Chinese orangutan Temporal range: Middle Pleistocene–Late Pleistocene PreꞒ Ꞓ O S D C P T J K Pg N

Scientific classification
- Kingdom: Animalia
- Phylum: Chordata
- Class: Mammalia
- Infraclass: Placentalia
- Order: Primates
- Superfamily: Hominoidea
- Family: Hominidae
- Genus: Pongo
- Species: †P. weidenreichi
- Binomial name: †Pongo weidenreichi Hooijer, 1948
- Synonyms: P. hooijeri Schwartz, Long, Cuong, Kha & Tattersall, 1995 P. pygmaeus weidenreichi (Hooijer, 1948) P. pygmaeus ciochoni (Schwartz, Long, Cuong, Kha & Tattersall, 1995) P. pygmaeus fromageti (Schwartz, Long, Cuong, Kha & Tattersall, 1995) P. pygmaeus kahlkei (Schwartz, Long, Cuong, Kha & Tattersall, 1995)

= Pongo weidenreichi =

- Authority: Hooijer, 1948
- Synonyms: P. hooijeri Schwartz, Long, Cuong, Kha & Tattersall, 1995, P. pygmaeus weidenreichi (Hooijer, 1948), P. pygmaeus ciochoni (Schwartz, Long, Cuong, Kha & Tattersall, 1995), P. pygmaeus fromageti (Schwartz, Long, Cuong, Kha & Tattersall, 1995), P. pygmaeus kahlkei (Schwartz, Long, Cuong, Kha & Tattersall, 1995)
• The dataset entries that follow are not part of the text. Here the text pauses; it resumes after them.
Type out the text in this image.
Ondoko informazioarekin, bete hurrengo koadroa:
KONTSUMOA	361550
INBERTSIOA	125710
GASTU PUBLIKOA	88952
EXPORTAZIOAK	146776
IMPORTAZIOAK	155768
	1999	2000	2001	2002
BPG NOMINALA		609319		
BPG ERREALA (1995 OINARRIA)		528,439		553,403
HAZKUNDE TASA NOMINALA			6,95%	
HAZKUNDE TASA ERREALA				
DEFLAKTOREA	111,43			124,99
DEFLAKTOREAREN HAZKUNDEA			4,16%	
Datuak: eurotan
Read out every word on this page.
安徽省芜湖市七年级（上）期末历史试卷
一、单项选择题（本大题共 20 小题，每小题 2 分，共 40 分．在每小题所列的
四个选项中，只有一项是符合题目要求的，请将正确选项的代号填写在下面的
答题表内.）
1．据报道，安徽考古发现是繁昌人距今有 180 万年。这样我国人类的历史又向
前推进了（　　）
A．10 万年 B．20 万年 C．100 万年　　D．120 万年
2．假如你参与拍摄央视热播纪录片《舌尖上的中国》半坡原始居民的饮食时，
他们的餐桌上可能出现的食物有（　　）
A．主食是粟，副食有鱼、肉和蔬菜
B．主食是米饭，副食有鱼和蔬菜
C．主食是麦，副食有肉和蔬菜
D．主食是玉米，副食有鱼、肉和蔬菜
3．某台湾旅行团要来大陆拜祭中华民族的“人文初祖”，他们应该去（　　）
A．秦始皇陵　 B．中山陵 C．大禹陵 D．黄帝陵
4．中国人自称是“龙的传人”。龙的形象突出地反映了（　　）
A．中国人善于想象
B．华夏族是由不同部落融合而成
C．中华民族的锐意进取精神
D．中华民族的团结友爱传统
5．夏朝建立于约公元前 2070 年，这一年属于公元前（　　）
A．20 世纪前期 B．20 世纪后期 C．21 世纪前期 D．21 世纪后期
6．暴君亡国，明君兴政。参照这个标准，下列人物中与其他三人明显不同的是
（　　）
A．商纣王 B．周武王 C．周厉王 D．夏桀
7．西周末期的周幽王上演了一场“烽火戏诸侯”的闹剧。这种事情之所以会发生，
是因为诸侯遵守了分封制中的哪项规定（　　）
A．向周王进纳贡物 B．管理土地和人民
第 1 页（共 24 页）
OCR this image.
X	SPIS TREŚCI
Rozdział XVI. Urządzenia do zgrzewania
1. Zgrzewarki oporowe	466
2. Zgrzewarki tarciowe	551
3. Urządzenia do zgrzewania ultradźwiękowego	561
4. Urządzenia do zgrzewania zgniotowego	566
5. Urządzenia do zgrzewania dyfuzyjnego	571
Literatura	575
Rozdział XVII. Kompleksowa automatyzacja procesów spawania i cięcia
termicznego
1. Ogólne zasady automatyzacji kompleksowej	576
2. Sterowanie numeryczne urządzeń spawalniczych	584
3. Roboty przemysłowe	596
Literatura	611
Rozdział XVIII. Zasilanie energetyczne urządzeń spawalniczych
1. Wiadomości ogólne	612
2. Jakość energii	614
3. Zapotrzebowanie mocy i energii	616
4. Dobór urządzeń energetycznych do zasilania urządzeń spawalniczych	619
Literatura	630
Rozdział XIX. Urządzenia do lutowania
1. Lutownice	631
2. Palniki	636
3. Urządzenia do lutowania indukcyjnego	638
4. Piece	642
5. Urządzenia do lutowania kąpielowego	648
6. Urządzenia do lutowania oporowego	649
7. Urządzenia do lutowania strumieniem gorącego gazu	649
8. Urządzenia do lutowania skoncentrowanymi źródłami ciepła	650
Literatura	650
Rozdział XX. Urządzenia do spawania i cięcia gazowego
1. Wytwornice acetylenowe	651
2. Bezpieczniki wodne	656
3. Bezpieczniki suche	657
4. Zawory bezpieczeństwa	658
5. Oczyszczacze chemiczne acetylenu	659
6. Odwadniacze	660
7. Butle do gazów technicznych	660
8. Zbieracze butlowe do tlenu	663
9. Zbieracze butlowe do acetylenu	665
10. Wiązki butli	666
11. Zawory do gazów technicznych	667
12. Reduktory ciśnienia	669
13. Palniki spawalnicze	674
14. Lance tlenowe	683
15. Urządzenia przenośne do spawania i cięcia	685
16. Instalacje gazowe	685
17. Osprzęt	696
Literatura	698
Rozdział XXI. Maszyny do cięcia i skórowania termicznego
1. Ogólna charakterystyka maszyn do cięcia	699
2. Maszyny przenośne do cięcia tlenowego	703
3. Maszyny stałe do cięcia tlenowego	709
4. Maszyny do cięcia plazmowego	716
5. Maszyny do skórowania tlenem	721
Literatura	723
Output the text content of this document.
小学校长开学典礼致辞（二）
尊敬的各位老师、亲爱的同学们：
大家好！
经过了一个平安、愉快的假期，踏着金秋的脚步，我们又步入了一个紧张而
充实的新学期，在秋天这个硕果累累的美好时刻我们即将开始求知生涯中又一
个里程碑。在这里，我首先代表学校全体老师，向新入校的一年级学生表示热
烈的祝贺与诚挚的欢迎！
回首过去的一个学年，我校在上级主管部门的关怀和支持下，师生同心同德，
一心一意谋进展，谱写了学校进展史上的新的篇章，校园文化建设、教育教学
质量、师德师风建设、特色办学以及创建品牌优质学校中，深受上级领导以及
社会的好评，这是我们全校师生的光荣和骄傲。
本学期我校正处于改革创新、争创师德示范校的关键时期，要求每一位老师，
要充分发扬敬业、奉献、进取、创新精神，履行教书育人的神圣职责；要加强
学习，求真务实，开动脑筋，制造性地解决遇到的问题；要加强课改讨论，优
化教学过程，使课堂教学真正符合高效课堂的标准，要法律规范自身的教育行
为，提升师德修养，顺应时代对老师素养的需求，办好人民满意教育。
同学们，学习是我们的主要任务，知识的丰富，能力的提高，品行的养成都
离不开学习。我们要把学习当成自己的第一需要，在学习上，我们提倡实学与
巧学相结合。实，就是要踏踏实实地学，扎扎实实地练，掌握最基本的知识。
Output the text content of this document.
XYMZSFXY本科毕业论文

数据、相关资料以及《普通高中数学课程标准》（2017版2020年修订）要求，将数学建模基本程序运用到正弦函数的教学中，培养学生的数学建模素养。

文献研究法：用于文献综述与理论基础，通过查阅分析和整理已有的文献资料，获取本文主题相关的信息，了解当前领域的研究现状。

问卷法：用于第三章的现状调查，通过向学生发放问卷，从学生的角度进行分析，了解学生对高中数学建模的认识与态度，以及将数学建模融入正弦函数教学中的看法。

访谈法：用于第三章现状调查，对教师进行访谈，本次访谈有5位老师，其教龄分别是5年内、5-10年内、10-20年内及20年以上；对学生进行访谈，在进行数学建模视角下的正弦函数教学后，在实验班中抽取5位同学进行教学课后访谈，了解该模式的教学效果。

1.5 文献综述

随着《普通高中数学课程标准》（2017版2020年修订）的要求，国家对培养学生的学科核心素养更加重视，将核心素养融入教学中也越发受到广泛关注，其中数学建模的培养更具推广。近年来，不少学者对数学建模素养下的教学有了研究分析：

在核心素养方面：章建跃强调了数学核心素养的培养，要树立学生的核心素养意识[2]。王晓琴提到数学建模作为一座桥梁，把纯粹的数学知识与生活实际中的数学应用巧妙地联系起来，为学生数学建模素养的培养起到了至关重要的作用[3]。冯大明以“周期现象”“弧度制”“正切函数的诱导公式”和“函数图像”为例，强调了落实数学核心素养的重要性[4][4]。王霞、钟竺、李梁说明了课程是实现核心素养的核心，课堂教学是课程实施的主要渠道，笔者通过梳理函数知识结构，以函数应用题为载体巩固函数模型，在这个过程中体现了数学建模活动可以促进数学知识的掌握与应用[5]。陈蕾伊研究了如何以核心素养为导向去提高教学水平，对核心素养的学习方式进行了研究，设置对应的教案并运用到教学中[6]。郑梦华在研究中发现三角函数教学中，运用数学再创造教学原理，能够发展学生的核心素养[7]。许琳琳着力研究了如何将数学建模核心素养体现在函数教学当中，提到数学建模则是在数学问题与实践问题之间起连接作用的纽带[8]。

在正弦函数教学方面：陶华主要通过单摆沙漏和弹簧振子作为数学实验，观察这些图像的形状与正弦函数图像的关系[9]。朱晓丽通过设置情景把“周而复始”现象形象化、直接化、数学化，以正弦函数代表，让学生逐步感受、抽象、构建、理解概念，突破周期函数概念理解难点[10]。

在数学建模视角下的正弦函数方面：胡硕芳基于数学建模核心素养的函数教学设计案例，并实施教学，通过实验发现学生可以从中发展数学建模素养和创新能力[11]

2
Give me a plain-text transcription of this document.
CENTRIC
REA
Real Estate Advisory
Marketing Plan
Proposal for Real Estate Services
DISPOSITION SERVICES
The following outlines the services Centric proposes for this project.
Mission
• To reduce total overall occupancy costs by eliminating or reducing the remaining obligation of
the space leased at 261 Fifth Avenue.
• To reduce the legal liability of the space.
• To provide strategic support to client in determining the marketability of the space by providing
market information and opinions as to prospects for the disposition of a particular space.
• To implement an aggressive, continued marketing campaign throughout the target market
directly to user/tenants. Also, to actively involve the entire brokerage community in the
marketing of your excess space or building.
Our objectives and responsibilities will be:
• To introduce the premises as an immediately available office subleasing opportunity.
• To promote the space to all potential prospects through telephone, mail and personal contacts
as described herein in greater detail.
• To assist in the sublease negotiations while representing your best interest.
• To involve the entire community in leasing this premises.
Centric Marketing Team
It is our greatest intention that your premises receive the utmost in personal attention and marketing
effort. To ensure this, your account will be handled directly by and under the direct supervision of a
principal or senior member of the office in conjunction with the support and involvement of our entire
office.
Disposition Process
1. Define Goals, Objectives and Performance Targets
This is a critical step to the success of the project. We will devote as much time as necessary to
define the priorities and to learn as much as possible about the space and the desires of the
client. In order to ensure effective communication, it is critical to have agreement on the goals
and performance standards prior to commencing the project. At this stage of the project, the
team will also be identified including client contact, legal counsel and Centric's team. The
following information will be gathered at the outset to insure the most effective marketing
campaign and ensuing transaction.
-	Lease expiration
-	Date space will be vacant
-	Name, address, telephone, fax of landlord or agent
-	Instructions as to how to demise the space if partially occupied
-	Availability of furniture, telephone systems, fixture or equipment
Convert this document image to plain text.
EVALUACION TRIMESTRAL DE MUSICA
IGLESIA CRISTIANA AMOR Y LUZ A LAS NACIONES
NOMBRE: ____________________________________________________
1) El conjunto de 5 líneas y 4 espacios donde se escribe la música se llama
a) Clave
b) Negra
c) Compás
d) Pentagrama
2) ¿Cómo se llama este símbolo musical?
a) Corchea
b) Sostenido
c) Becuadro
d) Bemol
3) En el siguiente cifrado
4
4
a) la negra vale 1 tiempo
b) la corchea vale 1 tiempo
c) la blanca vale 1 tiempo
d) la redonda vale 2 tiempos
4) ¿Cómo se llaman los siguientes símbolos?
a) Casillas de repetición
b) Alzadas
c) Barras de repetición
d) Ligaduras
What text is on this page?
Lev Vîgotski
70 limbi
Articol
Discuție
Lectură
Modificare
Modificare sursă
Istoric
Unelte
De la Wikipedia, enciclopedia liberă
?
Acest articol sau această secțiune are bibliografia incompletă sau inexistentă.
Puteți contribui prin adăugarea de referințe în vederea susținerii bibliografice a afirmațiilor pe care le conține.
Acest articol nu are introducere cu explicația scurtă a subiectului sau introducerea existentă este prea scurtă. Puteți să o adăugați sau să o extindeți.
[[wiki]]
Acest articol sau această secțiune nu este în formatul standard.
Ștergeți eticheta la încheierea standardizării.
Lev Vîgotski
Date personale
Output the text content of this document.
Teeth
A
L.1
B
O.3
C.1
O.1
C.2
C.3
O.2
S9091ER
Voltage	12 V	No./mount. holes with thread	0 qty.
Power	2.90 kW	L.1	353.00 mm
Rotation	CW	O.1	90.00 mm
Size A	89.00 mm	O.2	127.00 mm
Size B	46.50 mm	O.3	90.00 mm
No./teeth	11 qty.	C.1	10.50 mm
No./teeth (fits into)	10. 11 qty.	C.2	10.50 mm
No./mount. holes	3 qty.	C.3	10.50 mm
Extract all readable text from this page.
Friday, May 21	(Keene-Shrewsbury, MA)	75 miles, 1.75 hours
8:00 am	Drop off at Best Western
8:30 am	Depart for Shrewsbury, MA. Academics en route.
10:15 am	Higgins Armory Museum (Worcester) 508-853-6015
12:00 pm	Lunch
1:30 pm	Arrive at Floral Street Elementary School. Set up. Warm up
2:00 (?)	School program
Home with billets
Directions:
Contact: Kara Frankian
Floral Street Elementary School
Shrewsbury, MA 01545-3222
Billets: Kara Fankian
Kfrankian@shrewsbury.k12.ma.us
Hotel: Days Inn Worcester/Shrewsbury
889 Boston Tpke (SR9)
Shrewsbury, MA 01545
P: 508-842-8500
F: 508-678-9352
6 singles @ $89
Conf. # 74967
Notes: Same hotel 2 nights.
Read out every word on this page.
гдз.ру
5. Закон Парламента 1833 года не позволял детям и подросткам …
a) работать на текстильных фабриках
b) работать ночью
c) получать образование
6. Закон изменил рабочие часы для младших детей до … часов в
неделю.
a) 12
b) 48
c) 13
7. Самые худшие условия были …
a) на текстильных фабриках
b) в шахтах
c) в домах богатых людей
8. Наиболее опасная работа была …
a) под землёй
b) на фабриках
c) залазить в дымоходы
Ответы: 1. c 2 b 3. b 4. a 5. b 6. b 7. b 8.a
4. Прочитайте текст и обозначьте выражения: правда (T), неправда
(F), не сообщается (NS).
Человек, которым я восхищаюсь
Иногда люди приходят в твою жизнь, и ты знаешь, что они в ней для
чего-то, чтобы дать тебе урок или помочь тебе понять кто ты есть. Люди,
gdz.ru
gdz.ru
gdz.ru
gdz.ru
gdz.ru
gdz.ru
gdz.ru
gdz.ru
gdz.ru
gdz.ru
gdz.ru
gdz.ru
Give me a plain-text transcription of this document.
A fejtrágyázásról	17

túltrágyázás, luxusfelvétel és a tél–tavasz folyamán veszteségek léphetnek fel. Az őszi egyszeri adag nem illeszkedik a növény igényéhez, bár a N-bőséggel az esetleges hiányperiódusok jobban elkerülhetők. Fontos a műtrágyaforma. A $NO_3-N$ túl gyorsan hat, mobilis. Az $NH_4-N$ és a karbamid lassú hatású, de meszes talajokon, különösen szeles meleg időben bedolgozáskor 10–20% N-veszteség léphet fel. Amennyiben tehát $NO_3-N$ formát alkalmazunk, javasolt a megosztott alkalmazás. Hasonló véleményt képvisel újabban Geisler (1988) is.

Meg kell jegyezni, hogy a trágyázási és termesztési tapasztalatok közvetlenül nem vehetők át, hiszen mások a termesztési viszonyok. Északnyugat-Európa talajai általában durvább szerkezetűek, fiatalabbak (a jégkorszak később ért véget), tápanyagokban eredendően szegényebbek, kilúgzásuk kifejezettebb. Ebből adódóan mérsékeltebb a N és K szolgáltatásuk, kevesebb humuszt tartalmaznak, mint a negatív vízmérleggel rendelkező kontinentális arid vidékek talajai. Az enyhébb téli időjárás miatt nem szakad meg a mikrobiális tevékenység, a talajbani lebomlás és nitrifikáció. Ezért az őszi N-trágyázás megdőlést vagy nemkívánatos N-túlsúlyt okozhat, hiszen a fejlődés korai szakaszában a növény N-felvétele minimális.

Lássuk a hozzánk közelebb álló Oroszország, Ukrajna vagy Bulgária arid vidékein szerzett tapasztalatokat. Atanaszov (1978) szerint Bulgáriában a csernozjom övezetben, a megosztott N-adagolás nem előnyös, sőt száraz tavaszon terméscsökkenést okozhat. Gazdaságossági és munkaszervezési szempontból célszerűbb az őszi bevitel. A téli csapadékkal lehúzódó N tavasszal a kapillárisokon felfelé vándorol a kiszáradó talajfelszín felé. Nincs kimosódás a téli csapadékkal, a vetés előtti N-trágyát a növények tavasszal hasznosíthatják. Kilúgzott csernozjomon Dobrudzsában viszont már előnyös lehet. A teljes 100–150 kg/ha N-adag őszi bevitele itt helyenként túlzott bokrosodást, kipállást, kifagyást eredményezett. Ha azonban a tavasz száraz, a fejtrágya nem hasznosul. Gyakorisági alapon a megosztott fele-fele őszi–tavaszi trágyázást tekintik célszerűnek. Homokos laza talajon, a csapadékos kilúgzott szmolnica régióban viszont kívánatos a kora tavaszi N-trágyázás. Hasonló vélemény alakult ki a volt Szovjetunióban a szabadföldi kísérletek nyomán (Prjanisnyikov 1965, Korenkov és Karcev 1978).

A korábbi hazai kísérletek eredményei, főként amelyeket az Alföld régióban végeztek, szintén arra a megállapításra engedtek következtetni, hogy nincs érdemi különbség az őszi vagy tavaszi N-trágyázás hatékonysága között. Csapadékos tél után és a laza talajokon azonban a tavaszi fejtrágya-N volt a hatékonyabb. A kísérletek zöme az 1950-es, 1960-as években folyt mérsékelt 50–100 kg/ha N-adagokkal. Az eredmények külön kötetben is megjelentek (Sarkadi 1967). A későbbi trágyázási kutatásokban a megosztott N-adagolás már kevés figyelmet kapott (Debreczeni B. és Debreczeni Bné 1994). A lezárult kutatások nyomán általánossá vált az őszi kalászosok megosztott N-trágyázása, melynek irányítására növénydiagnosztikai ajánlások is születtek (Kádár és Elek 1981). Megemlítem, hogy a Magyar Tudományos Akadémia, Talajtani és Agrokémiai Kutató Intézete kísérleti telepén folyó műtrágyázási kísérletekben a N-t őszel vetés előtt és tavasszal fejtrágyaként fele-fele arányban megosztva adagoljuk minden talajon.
Extinct species of orangutan

The Chinese orangutan (Pongo weidenreichi) is an extinct species of orangutan from the Pleistocene of South China and possibly Southeast Asia.

== Description ==
The dental dimensions of P. weidenreichi are approximately 20% bigger than those of living orangutans.

== Distribution ==
P. weidenreichi is known from fossil teeth found in the Sanhe Cave, as well as the Baikong, Juyuan, and Queque Caves in Chongzuo, Guangxi. The youngest known remains of the species date to between 66,000 and 57,000 years ago in Yincun Cave, Guangxi. An isolated canine from Thẩm Khuyên Cave, Vietnam, and a fourth premolar from Pha Bong, Thailand, could possibly be assigned to Gigantopithecus, though these could also represent Pongo weidenreichi. Two possible teeth previously attributed to Gigantopithecus from the Late Pleistocene deposit from Vietnam have been subsequently suggested to represent P. weidenreichi instead.

According to a 2025 study by Liang et al., in southern China, P. weidenreichi was ecologically replaced by a smaller Pongo species, Pongo devosi, by the late Middle Pleistocene, approximately 184,000 years ago.

== Palaeoecology ==
The dental microwear of P. weidenreichi reveals that it lived in forests and predominantly consumed soft fruits. P. weidenreichi had exceptionally similar dental microwear patterns to P. devosi, suggesting the latter species was likewise a frugivorous inhabitant of forested environments and that the two species did not differ substantially in their ecology.

In southern China during the Middle-Late Pleistocene, orangutans formed part of the "Ailuropoda-Stegodon fauna" alongside animals both living in the region today as well as those that are extinct, including the giant panda ancestor Ailuropoda baconi, the Asian elephant (Elephas maximus), the "giant tapir" (Tapirus augustus), the extinct elephant-relative Stegodon orientalis, the Sumatran rhinoceros (Dicerorhinus sumatrensis), the extinct rhinoceros Rhinoceros sinensis (which may in reality actually represent the living Indian rhinoceros, Rhinoceros unicornis), wild boar (Sus scrofa), muntjac, water buffalo, sika deer (Cervus nippon), gibbons (Hylobates), tigers (Panthera tigris), and the extinct cave hyena (Crocuta ultima).